On October 15, President Obama formally extended the duration of the U.S. military presence in Afghanistan. He announced that thousands of U.S. troops would stay there beyond 2017. Obama had announced with much fanfare in 2014 that U.S. troops would cease to be involved in combat by the end of this year and that the military presence in the country would be reduced to a “mere residue force” by the end of 2016. Obama had assumed presidency pledging to bring all U.S. troops involved in the wars started by his predecessor back home before he left office at the end of 2016.

After the capture of Kunduz by the Taliban, Obama was quick to reassure his Afghan counterpart, Ashraf Ghani, on Washington’s continued commitment to the security of the country. “President Obama and President Ghani reaffirmed their commitment to strengthening the partnership between the United States and Afghanistan,” said a statement from the White House.
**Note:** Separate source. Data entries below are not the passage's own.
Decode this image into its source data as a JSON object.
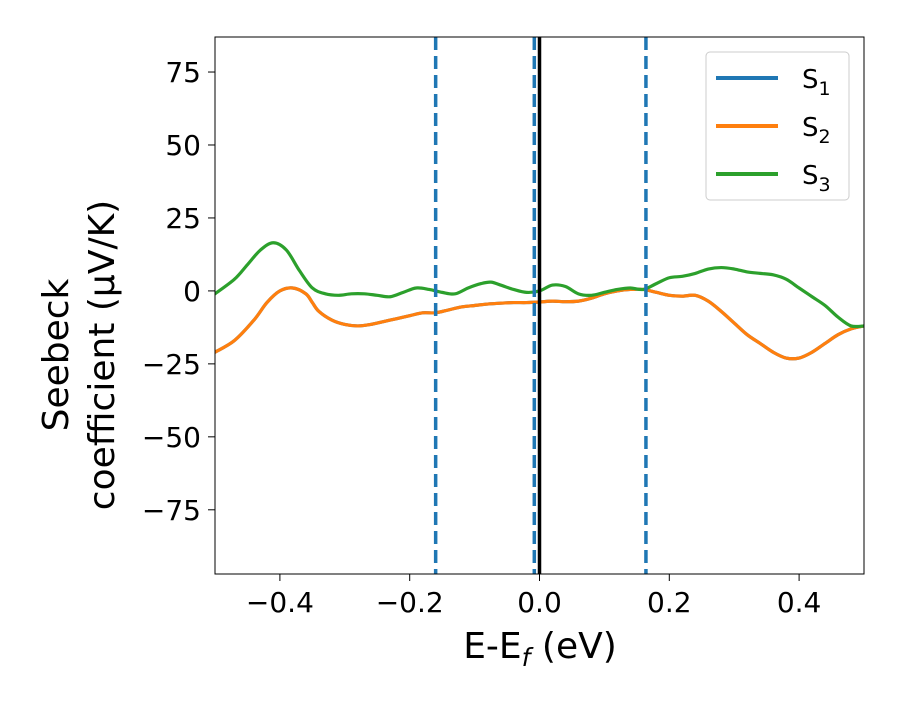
{
  "chart_data": {
    "type": "line",
    "xlabel": "E-E_f (eV)",
    "ylabel_line1": "Seebeck",
    "ylabel_line2": "coefficient  (μV/K)",
    "xlim": [
      -0.5,
      0.5
    ],
    "ylim": [
      -97,
      87
    ],
    "xticks": [
      -0.4,
      -0.2,
      0.0,
      0.2,
      0.4
    ],
    "xtick_labels": [
      "−0.4",
      "−0.2",
      "0.0",
      "0.2",
      "0.4"
    ],
    "yticks": [
      -75,
      -50,
      -25,
      0,
      25,
      50,
      75
    ],
    "ytick_labels": [
      "−75",
      "−50",
      "−25",
      "0",
      "25",
      "50",
      "75"
    ],
    "grid": false,
    "legend_position": "top-right",
    "vlines": [
      {
        "x": -0.16,
        "style": "dashed",
        "color": "#1f77b4"
      },
      {
        "x": -0.008,
        "style": "dashed",
        "color": "#1f77b4"
      },
      {
        "x": 0.0,
        "style": "solid",
        "color": "#000000"
      },
      {
        "x": 0.164,
        "style": "dashed",
        "color": "#1f77b4"
      }
    ],
    "series": [
      {
        "name": "S_1",
        "label_base": "S",
        "label_sub": "1",
        "color": "#1f77b4",
        "x": [
          -0.5,
          -0.47,
          -0.44,
          -0.42,
          -0.4,
          -0.38,
          -0.36,
          -0.35,
          -0.34,
          -0.32,
          -0.3,
          -0.28,
          -0.26,
          -0.24,
          -0.22,
          -0.2,
          -0.18,
          -0.16,
          -0.14,
          -0.12,
          -0.1,
          -0.08,
          -0.06,
          -0.04,
          -0.02,
          0.0,
          0.02,
          0.04,
          0.06,
          0.08,
          0.1,
          0.12,
          0.14,
          0.16,
          0.18,
          0.2,
          0.22,
          0.24,
          0.26,
          0.28,
          0.3,
          0.32,
          0.34,
          0.36,
          0.38,
          0.4,
          0.42,
          0.44,
          0.46,
          0.48,
          0.5
        ],
        "y": [
          -21,
          -17,
          -10,
          -4,
          0,
          1,
          -1,
          -4,
          -7,
          -10,
          -11.5,
          -12,
          -11.5,
          -10.5,
          -9.5,
          -8.5,
          -7.5,
          -7.5,
          -6.5,
          -5.5,
          -5,
          -4.5,
          -4.2,
          -4,
          -4,
          -3.8,
          -3.5,
          -3.7,
          -3.5,
          -2.5,
          -1,
          0,
          0.5,
          0.5,
          -0.5,
          -1.5,
          -1.8,
          -1.5,
          -3.5,
          -7,
          -11,
          -15,
          -18,
          -21,
          -23,
          -23,
          -21,
          -18,
          -15,
          -13,
          -12
        ]
      },
      {
        "name": "S_2",
        "label_base": "S",
        "label_sub": "2",
        "color": "#ff7f0e",
        "x": [
          -0.5,
          -0.47,
          -0.44,
          -0.42,
          -0.4,
          -0.38,
          -0.36,
          -0.35,
          -0.34,
          -0.32,
          -0.3,
          -0.28,
          -0.26,
          -0.24,
          -0.22,
          -0.2,
          -0.18,
          -0.16,
          -0.14,
          -0.12,
          -0.1,
          -0.08,
          -0.06,
          -0.04,
          -0.02,
          0.0,
          0.02,
          0.04,
          0.06,
          0.08,
          0.1,
          0.12,
          0.14,
          0.16,
          0.18,
          0.2,
          0.22,
          0.24,
          0.26,
          0.28,
          0.3,
          0.32,
          0.34,
          0.36,
          0.38,
          0.4,
          0.42,
          0.44,
          0.46,
          0.48,
          0.5
        ],
        "y": [
          -21,
          -17,
          -10,
          -4,
          0,
          1,
          -1,
          -4,
          -7,
          -10,
          -11.5,
          -12,
          -11.5,
          -10.5,
          -9.5,
          -8.5,
          -7.5,
          -7.5,
          -6.5,
          -5.5,
          -5,
          -4.5,
          -4.2,
          -4,
          -4,
          -3.8,
          -3.5,
          -3.7,
          -3.5,
          -2.5,
          -1,
          0,
          0.5,
          0.5,
          -0.5,
          -1.5,
          -1.8,
          -1.5,
          -3.5,
          -7,
          -11,
          -15,
          -18,
          -21,
          -23,
          -23,
          -21,
          -18,
          -15,
          -13,
          -12
        ]
      },
      {
        "name": "S_3",
        "label_base": "S",
        "label_sub": "3",
        "color": "#2ca02c",
        "x": [
          -0.5,
          -0.47,
          -0.45,
          -0.43,
          -0.41,
          -0.39,
          -0.37,
          -0.35,
          -0.33,
          -0.31,
          -0.29,
          -0.27,
          -0.25,
          -0.23,
          -0.21,
          -0.19,
          -0.17,
          -0.15,
          -0.13,
          -0.11,
          -0.09,
          -0.075,
          -0.06,
          -0.04,
          -0.02,
          0.0,
          0.02,
          0.04,
          0.06,
          0.08,
          0.1,
          0.12,
          0.14,
          0.16,
          0.18,
          0.2,
          0.22,
          0.24,
          0.26,
          0.28,
          0.3,
          0.32,
          0.34,
          0.36,
          0.38,
          0.4,
          0.42,
          0.44,
          0.46,
          0.48,
          0.5
        ],
        "y": [
          -1,
          4,
          9,
          14,
          16.5,
          14,
          7,
          1,
          -1,
          -1.5,
          -1,
          -1,
          -1.5,
          -2,
          -0.5,
          1,
          0.5,
          -0.5,
          -1,
          1,
          2.5,
          3,
          2,
          0.5,
          -0.5,
          0,
          2,
          1.5,
          -1,
          -1.5,
          -0.5,
          0.5,
          1,
          0.5,
          2.5,
          4.5,
          5,
          6,
          7.5,
          8,
          7.5,
          6.5,
          6,
          5.5,
          4,
          1,
          -2,
          -5,
          -9,
          -12,
          -12
        ]
      }
    ]
  }
}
The Taliban, in a recent statement, said that it was willing to re-enter negotiations with the government in Kabul, provided all foreign forces left Afghanistan. With the U.S now signalling that its occupation is not going to end any time soon, the chances for a peaceful settlement of the Afghan conflict seem dimmer than ever.

The Pentagon signalled in early October that it was now planning to retain a sizable force of up to 10,000 troops until the end of 2017. The U.S. has already spent $65 billion in the training and arming of the Afghan forces, but as recent events have shown, they are incapable of confronting the Taliban and other emerging enemies like the Islamic State on their own. The swift takeover of Kunduz by the Taliban despite the presence of more than 20,000 foreign troops still on the ground in Afghanistan is an illustration.